Used in the diagnosis of DIC, venous thromboembolism, and excluding the diagnosis of a pulmonary
embolism
Fibrinogen is a complex protein (polypeptide) that, with enzyme action, is converted to fibrin. The fibrin,
along with platelets, forms the network for the common blood clot. Although it is of primary importance as a
coagulation protein, fibrinogen is also an acute-phase protein reactant. It is increased in diseases involving damage
or inflammation.
This test is done to investigate abnormal PT, aPTT, and TT and to screen for DIC and fibrin-fibrinogenolysis
It is part of a coagulation panel
Protein C
Protein C, a vitamin K-dependent protein that prevents thrombosis, is produced in the liver and circulates
in the plasma. It functions as an anticoagulant by inactivating factors V and VIII.

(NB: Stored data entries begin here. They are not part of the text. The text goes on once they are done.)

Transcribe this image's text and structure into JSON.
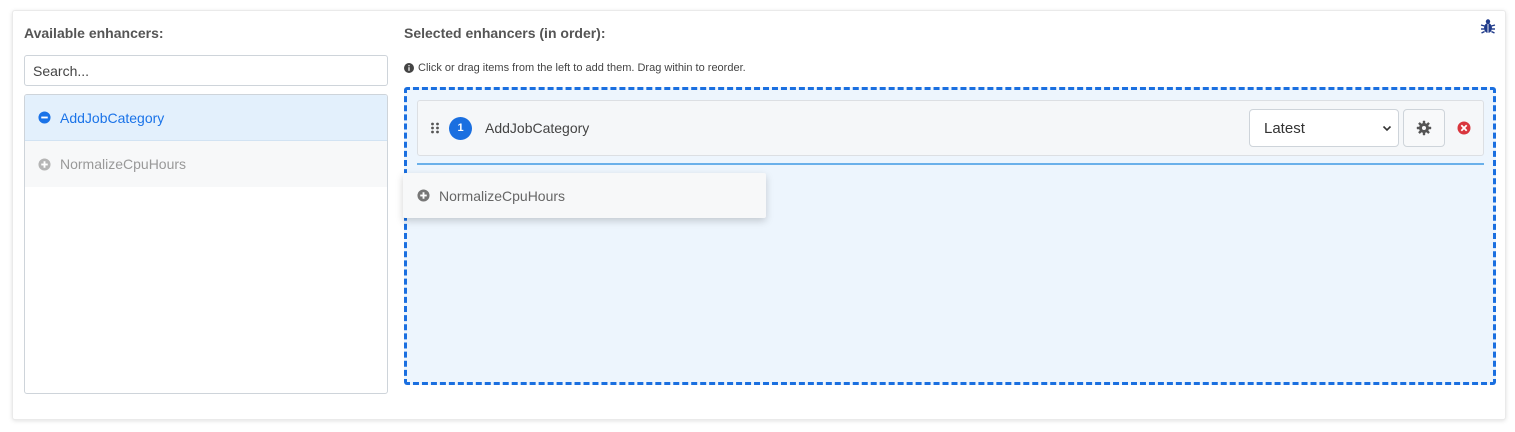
{
  "available": {
    "heading": "Available enhancers:",
    "search_placeholder": "Search...",
    "items": [
      {
        "label": "AddJobCategory",
        "state": "selected",
        "icon": "minus-circle-icon"
      },
      {
        "label": "NormalizeCpuHours",
        "state": "unselected",
        "icon": "plus-circle-icon"
      }
    ]
  },
  "selected": {
    "heading": "Selected enhancers (in order):",
    "hint": "Click or drag items from the left to add them. Drag within to reorder.",
    "items": [
      {
        "order": "1",
        "label": "AddJobCategory",
        "version": "Latest"
      }
    ]
  },
  "drag_ghost": {
    "label": "NormalizeCpuHours",
    "icon": "plus-circle-icon"
  },
  "colors": {
    "accent": "#1a6fe0",
    "selected_bg": "#e3f0fc",
    "dropzone_bg": "#edf5fd",
    "remove": "#d9363e"
  },
  "icons": {
    "debug": "bug-icon",
    "hint": "info-circle-icon",
    "drag": "drag-handle-icon",
    "settings": "gear-icon",
    "remove": "close-circle-icon",
    "dropdown": "chevron-down-icon"
  }
}
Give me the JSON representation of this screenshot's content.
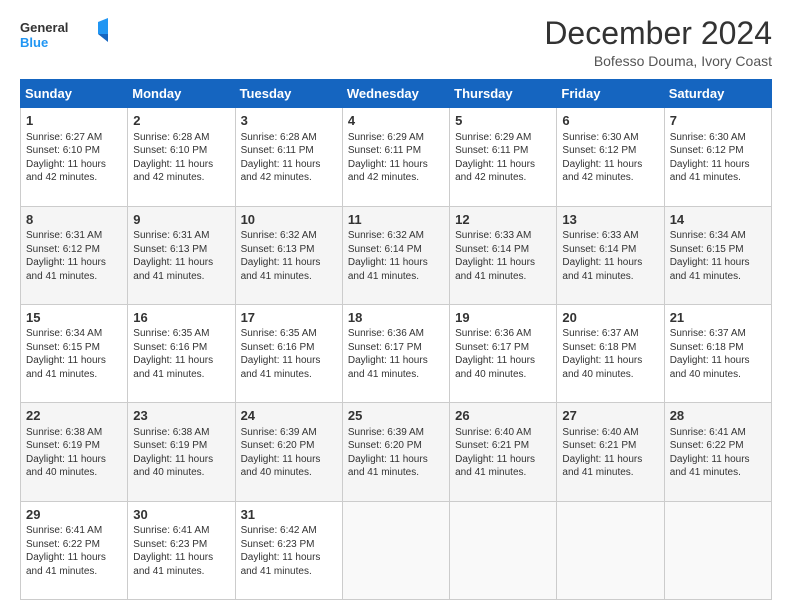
{
  "logo": {
    "line1": "General",
    "line2": "Blue"
  },
  "header": {
    "month": "December 2024",
    "location": "Bofesso Douma, Ivory Coast"
  },
  "days": [
    "Sunday",
    "Monday",
    "Tuesday",
    "Wednesday",
    "Thursday",
    "Friday",
    "Saturday"
  ],
  "weeks": [
    [
      {
        "day": "1",
        "rise": "6:27 AM",
        "set": "6:10 PM",
        "daylight": "11 hours and 42 minutes."
      },
      {
        "day": "2",
        "rise": "6:28 AM",
        "set": "6:10 PM",
        "daylight": "11 hours and 42 minutes."
      },
      {
        "day": "3",
        "rise": "6:28 AM",
        "set": "6:11 PM",
        "daylight": "11 hours and 42 minutes."
      },
      {
        "day": "4",
        "rise": "6:29 AM",
        "set": "6:11 PM",
        "daylight": "11 hours and 42 minutes."
      },
      {
        "day": "5",
        "rise": "6:29 AM",
        "set": "6:11 PM",
        "daylight": "11 hours and 42 minutes."
      },
      {
        "day": "6",
        "rise": "6:30 AM",
        "set": "6:12 PM",
        "daylight": "11 hours and 42 minutes."
      },
      {
        "day": "7",
        "rise": "6:30 AM",
        "set": "6:12 PM",
        "daylight": "11 hours and 41 minutes."
      }
    ],
    [
      {
        "day": "8",
        "rise": "6:31 AM",
        "set": "6:12 PM",
        "daylight": "11 hours and 41 minutes."
      },
      {
        "day": "9",
        "rise": "6:31 AM",
        "set": "6:13 PM",
        "daylight": "11 hours and 41 minutes."
      },
      {
        "day": "10",
        "rise": "6:32 AM",
        "set": "6:13 PM",
        "daylight": "11 hours and 41 minutes."
      },
      {
        "day": "11",
        "rise": "6:32 AM",
        "set": "6:14 PM",
        "daylight": "11 hours and 41 minutes."
      },
      {
        "day": "12",
        "rise": "6:33 AM",
        "set": "6:14 PM",
        "daylight": "11 hours and 41 minutes."
      },
      {
        "day": "13",
        "rise": "6:33 AM",
        "set": "6:14 PM",
        "daylight": "11 hours and 41 minutes."
      },
      {
        "day": "14",
        "rise": "6:34 AM",
        "set": "6:15 PM",
        "daylight": "11 hours and 41 minutes."
      }
    ],
    [
      {
        "day": "15",
        "rise": "6:34 AM",
        "set": "6:15 PM",
        "daylight": "11 hours and 41 minutes."
      },
      {
        "day": "16",
        "rise": "6:35 AM",
        "set": "6:16 PM",
        "daylight": "11 hours and 41 minutes."
      },
      {
        "day": "17",
        "rise": "6:35 AM",
        "set": "6:16 PM",
        "daylight": "11 hours and 41 minutes."
      },
      {
        "day": "18",
        "rise": "6:36 AM",
        "set": "6:17 PM",
        "daylight": "11 hours and 41 minutes."
      },
      {
        "day": "19",
        "rise": "6:36 AM",
        "set": "6:17 PM",
        "daylight": "11 hours and 40 minutes."
      },
      {
        "day": "20",
        "rise": "6:37 AM",
        "set": "6:18 PM",
        "daylight": "11 hours and 40 minutes."
      },
      {
        "day": "21",
        "rise": "6:37 AM",
        "set": "6:18 PM",
        "daylight": "11 hours and 40 minutes."
      }
    ],
    [
      {
        "day": "22",
        "rise": "6:38 AM",
        "set": "6:19 PM",
        "daylight": "11 hours and 40 minutes."
      },
      {
        "day": "23",
        "rise": "6:38 AM",
        "set": "6:19 PM",
        "daylight": "11 hours and 40 minutes."
      },
      {
        "day": "24",
        "rise": "6:39 AM",
        "set": "6:20 PM",
        "daylight": "11 hours and 40 minutes."
      },
      {
        "day": "25",
        "rise": "6:39 AM",
        "set": "6:20 PM",
        "daylight": "11 hours and 41 minutes."
      },
      {
        "day": "26",
        "rise": "6:40 AM",
        "set": "6:21 PM",
        "daylight": "11 hours and 41 minutes."
      },
      {
        "day": "27",
        "rise": "6:40 AM",
        "set": "6:21 PM",
        "daylight": "11 hours and 41 minutes."
      },
      {
        "day": "28",
        "rise": "6:41 AM",
        "set": "6:22 PM",
        "daylight": "11 hours and 41 minutes."
      }
    ],
    [
      {
        "day": "29",
        "rise": "6:41 AM",
        "set": "6:22 PM",
        "daylight": "11 hours and 41 minutes."
      },
      {
        "day": "30",
        "rise": "6:41 AM",
        "set": "6:23 PM",
        "daylight": "11 hours and 41 minutes."
      },
      {
        "day": "31",
        "rise": "6:42 AM",
        "set": "6:23 PM",
        "daylight": "11 hours and 41 minutes."
      },
      null,
      null,
      null,
      null
    ]
  ],
  "labels": {
    "sunrise": "Sunrise:",
    "sunset": "Sunset:",
    "daylight": "Daylight: "
  }
}
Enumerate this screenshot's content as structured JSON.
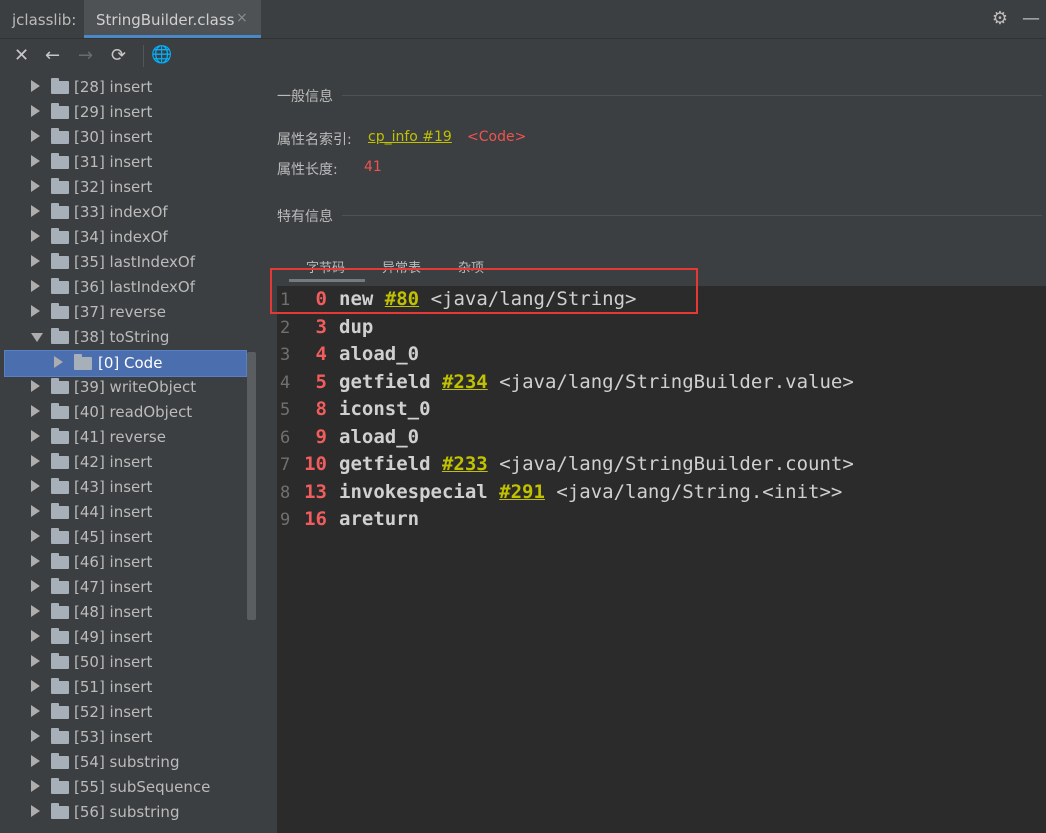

This test is used for evaluation of patients suspected of having congenital protein C deficiency
Resistance to protein C is caused by an inherited defect in the factor V gene (factor V Leiden) and causes
significant risk for thrombosis
It is the underlying defect in up to 60% of patients with unexplained thrombosis and is the most common
cause of pathologic thrombosis
If functional protein C is abnormal, a protein C resistance test should be performed
Protein S
Protein S also is dependent on vitamin K for production and function. Protein S serves as a cofactor to
enhance the anticoagulant effects of activated protein C.
Antithrombin III
AT-III inhibits the activity of activated factors XII, XI, IX, and X as well as factor II. The main physiologic
inhibitor of activator factor X. A significant number of patients with mesenteric venous thrombosis have AT-III
deficiency.
Lupus Anticoagulant
An antibody that is responsible for inhibition of the PT, PTT, Russell viper venom time, and kaolin clotting time.